というか、俺が顧客なのだとしたら、こんな醜態をさらすなよと言いたい。
「ひとつだけ分かるのは、この世もあの世も関係なく、どこでも上司と部下の軋轢って発生するもんなんだな、と。
まあ、なんだ……あんたも大変だな」
企画を持ち込んでも、上司に却下される悔しさ。理解を得られない腹立たしさ。
その気持ちは、なんとなく理解できる。
だから、軽くねぎらいの言葉をかけた……つもり、だった。
「はっ! 私、分かりました!」
「絶対に分かってないフラグだぞ、それは」
パッとセリナの顔が明るくなった。
盛大に嫌な予感がする。
この子のことは知らないことばかりだが、それでも、何かよからぬことを企んでることは容易に想像がつく。
絶対、ロクなことにならないぞ。
「拓也さん、異世界への転生は望まれないんですよね?
でしたら、このまま死後の世界で暮らしません? そして、うちの部署に、課に所属すれば良いんですよ!

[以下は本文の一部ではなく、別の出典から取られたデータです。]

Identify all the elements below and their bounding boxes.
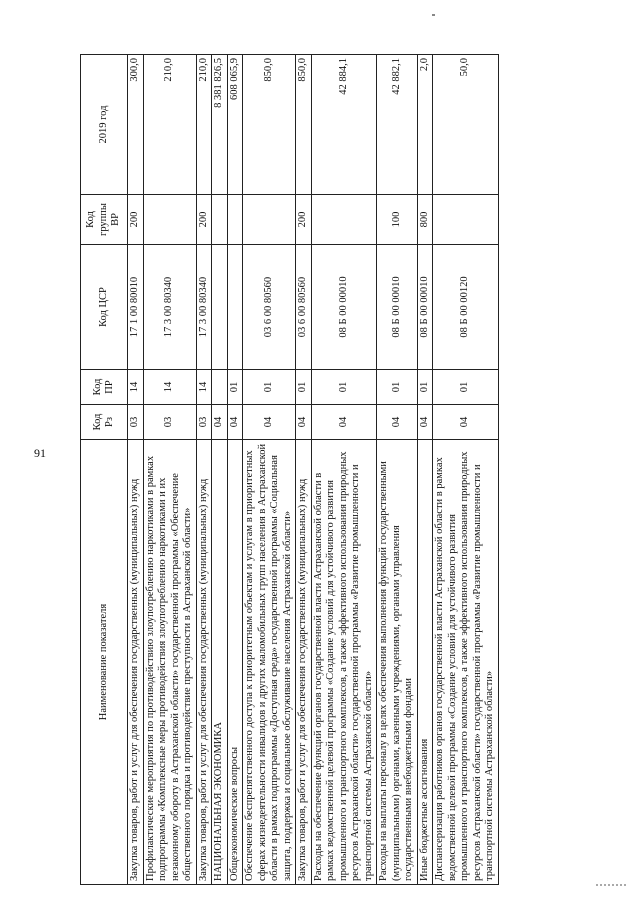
table-row [128, 55, 144, 885]
cell-rz: 04 [377, 405, 418, 440]
table-row [227, 55, 243, 885]
cell-vr [143, 195, 196, 245]
cell-vr [433, 195, 499, 245]
header-name: Наименование показателя [81, 440, 128, 885]
cell-rz: 03 [196, 405, 212, 440]
table-row [196, 55, 212, 885]
cell-rz: 04 [296, 405, 312, 440]
header-csr: Код ЦСР [81, 245, 128, 370]
cell-name: НАЦИОНАЛЬНАЯ ЭКОНОМИКА [212, 440, 228, 885]
table-row [243, 55, 296, 885]
cell-vr: 800 [417, 195, 433, 245]
cell-amount: 210,0 [143, 55, 196, 195]
cell-name: Закупка товаров, работ и услуг для обеспечения государственных (муниципальных) нужд [196, 440, 212, 885]
cell-csr: 08 Б 00 00120 [433, 245, 499, 370]
cell-csr: 08 Б 00 00010 [377, 245, 418, 370]
cell-amount: 50,0 [433, 55, 499, 195]
cell-pr: 01 [243, 370, 296, 405]
header-pr: Код ПР [81, 370, 128, 405]
cell-vr [243, 195, 296, 245]
cell-pr: 14 [128, 370, 144, 405]
cell-name: Диспансеризация работников органов государственной власти Астраханской области в рамках ведомственной целевой программы «Создание условий для устойчивого развития промышленного и транспортного комплексов, а также эффективного использования природных ресурсов Астраханской области» государственной программы «Развитие промышленности и транспортной системы Астраханской области» [433, 440, 499, 885]
cell-vr [227, 195, 243, 245]
header-year: 2019 год [81, 55, 128, 195]
cell-csr: 17 3 00 80340 [196, 245, 212, 370]
cell-name: Профилактические мероприятия по противодействию злоупотреблению наркотиками в рамках подпрограммы «Комплексные меры противодействия злоупотреблению наркотиками и их незаконному обороту в Астраханской области» государственной программы «Обеспечение общественного порядка и противодействие преступности в Астраханской области» [143, 440, 196, 885]
cell-vr: 200 [128, 195, 144, 245]
cell-vr [212, 195, 228, 245]
table-header-row [81, 55, 128, 885]
cell-vr: 200 [296, 195, 312, 245]
cell-amount: 42 884,1 [311, 55, 377, 195]
scan-speck [432, 14, 435, 16]
header-vr: Код группы ВР [81, 195, 128, 245]
cell-name: Обеспечение беспрепятственного доступа к приоритетным объектам и услугам в приоритетных сферах жизнедеятельности инвалидов и других маломобильных групп населения в Астраханской области в рамках подпрограммы «Доступная среда» государственной программы «Социальная защита, поддержка и социальное обслуживание населения Астраханской области» [243, 440, 296, 885]
cell-vr: 200 [196, 195, 212, 245]
cell-pr [212, 370, 228, 405]
cell-pr: 14 [143, 370, 196, 405]
table-row [417, 55, 433, 885]
cell-pr: 01 [296, 370, 312, 405]
cell-csr: 17 1 00 80010 [128, 245, 144, 370]
table-row [377, 55, 418, 885]
table-row [433, 55, 499, 885]
cell-name: Общеэкономические вопросы [227, 440, 243, 885]
cell-name: Расходы на обеспечение функций органов государственной власти Астраханской области в рамках ведомственной целевой программы «Создание условий для устойчивого развития промышленного и транспортного комплексов, а также эффективного использования природных ресурсов Астраханской области» государственной программы «Развитие промышленности и транспортной системы Астраханской области» [311, 440, 377, 885]
header-rz: Код Рз [81, 405, 128, 440]
cell-rz: 04 [311, 405, 377, 440]
cell-pr: 01 [311, 370, 377, 405]
cell-amount: 2,0 [417, 55, 433, 195]
table-row [296, 55, 312, 885]
cell-rz: 04 [212, 405, 228, 440]
cell-amount: 42 882,1 [377, 55, 418, 195]
cell-rz: 03 [128, 405, 144, 440]
cell-amount: 210,0 [196, 55, 212, 195]
table-row [212, 55, 228, 885]
cell-pr: 01 [417, 370, 433, 405]
cell-vr [311, 195, 377, 245]
cell-csr: 08 Б 00 00010 [417, 245, 433, 370]
rotated-table-container [80, 55, 618, 885]
cell-name: Расходы на выплаты персоналу в целях обеспечения выполнения функций государственными (муниципальными) органами, казенными учреждениями, органами управления государственными внебюджетными фондами [377, 440, 418, 885]
cell-pr: 01 [433, 370, 499, 405]
cell-vr: 100 [377, 195, 418, 245]
cell-rz: 04 [243, 405, 296, 440]
cell-name: Закупка товаров, работ и услуг для обеспечения государственных (муниципальных) нужд [128, 440, 144, 885]
cell-pr: 01 [377, 370, 418, 405]
cell-amount: 850,0 [243, 55, 296, 195]
cell-csr [227, 245, 243, 370]
cell-amount: 300,0 [128, 55, 144, 195]
cell-amount: 608 065,9 [227, 55, 243, 195]
budget-table [80, 54, 499, 885]
page-number: 91 [34, 446, 46, 460]
cell-amount: 8 381 826,5 [212, 55, 228, 195]
cell-name: Иные бюджетные ассигнования [417, 440, 433, 885]
cell-csr [212, 245, 228, 370]
cell-rz: 03 [143, 405, 196, 440]
cell-rz: 04 [227, 405, 243, 440]
table-row [311, 55, 377, 885]
cell-name: Закупка товаров, работ и услуг для обеспечения государственных (муниципальных) нужд [296, 440, 312, 885]
cell-pr: 01 [227, 370, 243, 405]
table-row [143, 55, 196, 885]
cell-rz: 04 [417, 405, 433, 440]
cell-rz: 04 [433, 405, 499, 440]
cell-csr: 08 Б 00 00010 [311, 245, 377, 370]
cell-amount: 850,0 [296, 55, 312, 195]
scan-artifact [596, 884, 626, 888]
cell-csr: 17 3 00 80340 [143, 245, 196, 370]
cell-csr: 03 6 00 80560 [296, 245, 312, 370]
cell-pr: 14 [196, 370, 212, 405]
cell-csr: 03 6 00 80560 [243, 245, 296, 370]
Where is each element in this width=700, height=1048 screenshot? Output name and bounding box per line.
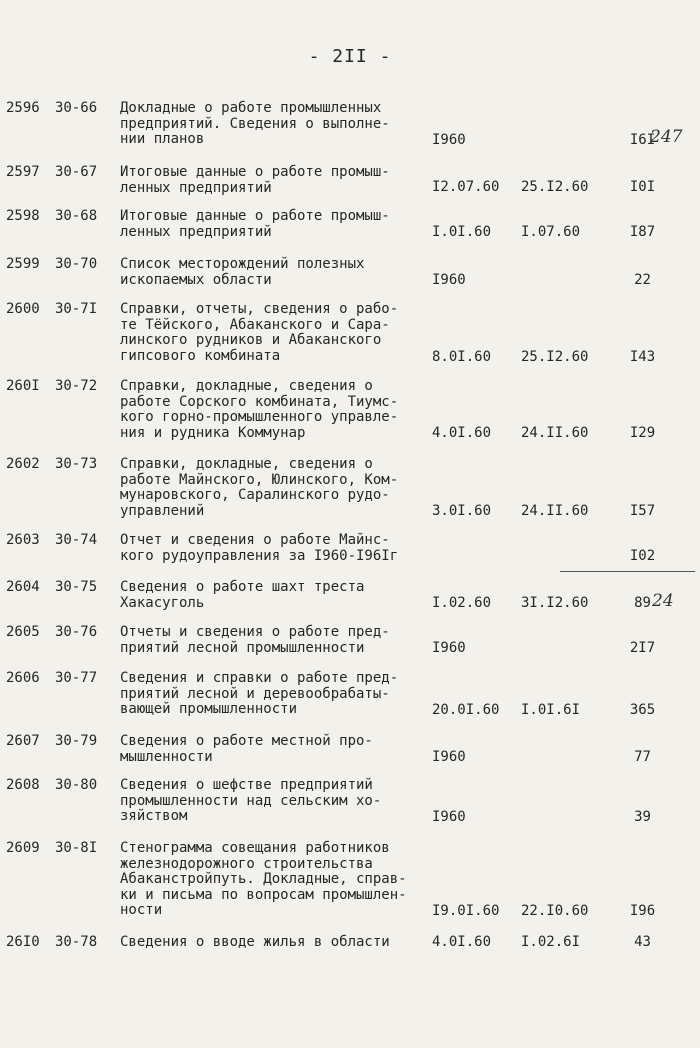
record-sheet-count: 39 <box>634 809 651 825</box>
record-code: 30-7I <box>55 301 98 317</box>
record-date-end: I.0I.6I <box>521 702 581 718</box>
record-number: 2608 <box>6 777 40 793</box>
record-sheet-count: 2I7 <box>629 640 656 656</box>
record-code: 30-70 <box>55 256 98 272</box>
record-date-end: I.07.60 <box>521 224 581 240</box>
record-date-start: I960 <box>432 640 466 656</box>
record-number: 260I <box>6 378 40 394</box>
record-date-start: 3.0I.60 <box>432 503 492 519</box>
record-code: 30-78 <box>55 934 98 950</box>
record-date-start: 20.0I.60 <box>432 702 500 718</box>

―――死後の世界で、私たちと一緒に、素敵な異世界転生プランを作っていく。
ほら、これもまた立派な異世界転生ですよ……多分!」
「ほらな! ロクな話じゃない!」
アンタ、俺の人生なんだと思ってるんだ。
……あれ、でも俺はもう死んでるから、人生って言っていいものなのか?
そう考えている間に、セリナは俺の横に来て、ガッチリ腕を掴んでいた。
「同僚に同志が増えれば、きっと上司もニーズってヤツを分かってくれますよね!
さあさあ、思い立ったが吉日。さっそく、直談判しに行きましょう」
「待て待て待て! 特別に与えられた選択権ってヤツはどうなっ……!?」
セリナはグイグイと腕を引っ張って、俺を立ち上がらせた。
最初の説明はどうした。俺には権利があるんじゃなかったのか!?
「ここでは、現実世界の物も、合法的な入手ルートが用意されてます!
漫画に小説にアニメ、ゲーム……続きや次作が気になっていた作品、いっぱいありますよね?
異世界に行ってしまったら入手困難ですが、ここならオフの日に楽しみ放題です。
それって、魅力的じゃありませんか?」
「それは確かに魅力的……って、クソ、作品の続きを盾に取りやがって!」
この仕事がひと段落したら消化しよう。そう思っていた積み本の数々を思い出す。
あそこに詰まっていた数々の物語を知らぬまま終わるのは、たしかに惜しい気がする。
そんな俺の迷いを見抜いたように、セリナは強気な笑みを浮かべた。
「さあ、いきましょう!
ここからが、拓也さんの人生のエクストラステージですよ!」
「分かった、分かったから、あんまり急かすな!」
セリナに腕を引かれ、俺は新しい世界への第一歩を踏み出したのだった。